While I’ve been in remission from anorexia since college, I developed agoraphobia at 23. For several years, I was unable to drive in the left lane or on the freeway, take elevators, or travel more than five miles from my home without having a panic attack. Once, I single-handedly prevented a plane from taking off because I had such a severe panic attack. I never made it to my final destination of Arizona, where I was supposed to attend my grandmother’s funeral.
For years, my agoraphobia also made work nearly impossible. I’d white-knuckle my way through staff meetings, hoping I wouldn’t start hyperventilating in front of the boss. I’d sweat through commuting on backroads, gulping down air as I listened to self-help audiobooks in hopes of soothing myself. I avoided left turns, managed to show up to work each day and then wept in the bathroom hundreds of times. While living in a perpetual panic was terrifying, the fear of losing my ability to afford insulin was scarier.
I’ve wanted to attend graduate school for years. I was accepted to several schools, including Tulane University, in 2015. Despite the promise of health insurance provided by the university, I feared the paperwork wouldn’t go through or I’d face an unaffordable deductible. And what would happen once I graduated? Would I find a job that could cover my $36,000 in medical supplies? I declined the offers but held onto my dream. I finally pushed my fears aside — this fall, I’ll be attending graduate school to pursue a master’s degree in social work. Still, there’s that forever-echoing refrain in my mind: You need health insurance. You need insulin.

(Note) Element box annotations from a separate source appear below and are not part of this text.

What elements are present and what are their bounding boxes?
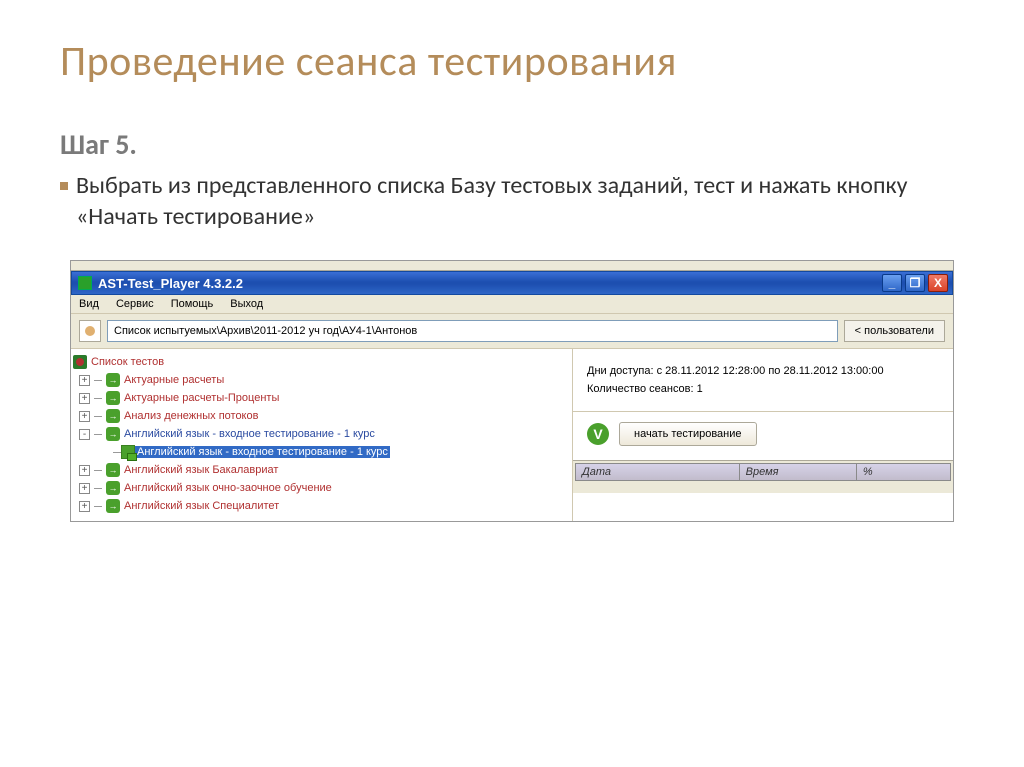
results-table: Дата Время % xyxy=(573,460,953,493)
slide-title: Проведение сеанса тестирования xyxy=(60,36,964,87)
expand-icon[interactable]: + xyxy=(79,501,90,512)
session-count: Количество сеансов: 1 xyxy=(587,383,939,395)
expand-icon[interactable]: + xyxy=(79,393,90,404)
test-icon xyxy=(121,445,135,459)
menu-service[interactable]: Сервис xyxy=(116,298,154,310)
tree-item[interactable]: - Английский язык - входное тестирование… xyxy=(73,425,566,443)
close-button[interactable]: X xyxy=(928,274,948,292)
step-label: Шаг 5. xyxy=(60,127,964,162)
tree-item-label: Английский язык очно-заочное обучение xyxy=(124,482,332,494)
window-titlebar[interactable]: AST-Test_Player 4.3.2.2 _ ❐ X xyxy=(71,271,953,295)
folder-icon xyxy=(106,409,120,423)
tree-item[interactable]: + Английский язык Специалитет xyxy=(73,497,566,515)
app-screenshot: AST-Test_Player 4.3.2.2 _ ❐ X Вид Сервис… xyxy=(70,260,954,522)
folder-icon xyxy=(106,481,120,495)
menu-help[interactable]: Помощь xyxy=(171,298,214,310)
col-percent[interactable]: % xyxy=(857,464,950,480)
step-text: Выбрать из представленного списка Базу т… xyxy=(76,170,964,232)
tree-item[interactable]: + Английский язык Бакалавриат xyxy=(73,461,566,479)
maximize-button[interactable]: ❐ xyxy=(905,274,925,292)
tree-panel: Список тестов + Актуарные расчеты + Акту… xyxy=(71,349,573,521)
access-dates: Дни доступа: с 28.11.2012 12:28:00 по 28… xyxy=(587,365,939,377)
folder-icon xyxy=(106,373,120,387)
bullet-icon xyxy=(60,182,68,190)
tree-item-label: Актуарные расчеты xyxy=(124,374,224,386)
minimize-button[interactable]: _ xyxy=(882,274,902,292)
toolbar: Список испытуемых\Архив\2011-2012 уч год… xyxy=(71,314,953,349)
info-panel: Дни доступа: с 28.11.2012 12:28:00 по 28… xyxy=(573,349,953,412)
check-icon: V xyxy=(587,423,609,445)
tree-item-label: Английский язык - входное тестирование -… xyxy=(124,428,375,440)
expand-icon[interactable]: + xyxy=(79,375,90,386)
tree-root-label: Список тестов xyxy=(91,356,164,368)
tree-item[interactable]: + Английский язык очно-заочное обучение xyxy=(73,479,566,497)
menu-bar: Вид Сервис Помощь Выход xyxy=(71,295,953,314)
folder-icon xyxy=(106,463,120,477)
breadcrumb-path[interactable]: Список испытуемых\Архив\2011-2012 уч год… xyxy=(107,320,838,342)
app-icon xyxy=(78,276,92,290)
folder-icon xyxy=(106,391,120,405)
tree-item[interactable]: + Анализ денежных потоков xyxy=(73,407,566,425)
tree-item-selected[interactable]: Английский язык - входное тестирование -… xyxy=(73,443,566,461)
tree-item-label: Актуарные расчеты-Проценты xyxy=(124,392,279,404)
tree-item-label: Анализ денежных потоков xyxy=(124,410,258,422)
expand-icon[interactable]: + xyxy=(79,465,90,476)
tree-item[interactable]: + Актуарные расчеты xyxy=(73,371,566,389)
collapse-icon[interactable]: - xyxy=(79,429,90,440)
expand-icon[interactable]: + xyxy=(79,411,90,422)
menu-view[interactable]: Вид xyxy=(79,298,99,310)
folder-icon xyxy=(106,427,120,441)
users-button[interactable]: < пользователи xyxy=(844,320,945,342)
col-date[interactable]: Дата xyxy=(576,464,740,480)
start-test-button[interactable]: начать тестирование xyxy=(619,422,757,446)
tree-item-label: Английский язык - входное тестирование -… xyxy=(135,446,390,458)
window-title: AST-Test_Player 4.3.2.2 xyxy=(98,276,243,291)
menu-exit[interactable]: Выход xyxy=(230,298,263,310)
tree-item-label: Английский язык Бакалавриат xyxy=(124,464,278,476)
tree-root-icon xyxy=(73,355,87,369)
tree-item-label: Английский язык Специалитет xyxy=(124,500,279,512)
col-time[interactable]: Время xyxy=(740,464,857,480)
tree-root[interactable]: Список тестов xyxy=(73,355,566,369)
user-icon[interactable] xyxy=(79,320,101,342)
expand-icon[interactable]: + xyxy=(79,483,90,494)
folder-icon xyxy=(106,499,120,513)
tree-item[interactable]: + Актуарные расчеты-Проценты xyxy=(73,389,566,407)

I’m resentful of the way my need for access to affordable insulin has dictated my life choices.
I’m resentful of the lawmakers who control the fate of people with Type 1 diabetes. I’m infuriated and, more than anything, terrified. The high price of insulin leaves the vulnerable so reliant on their jobs, they can’t afford to leave, even for safety reasons. It drives people to ration insulin and risk death from diabetic ketoacidosis. When lawmakers fail to ensure access to affordable insulin, do they weigh the cost of our lives?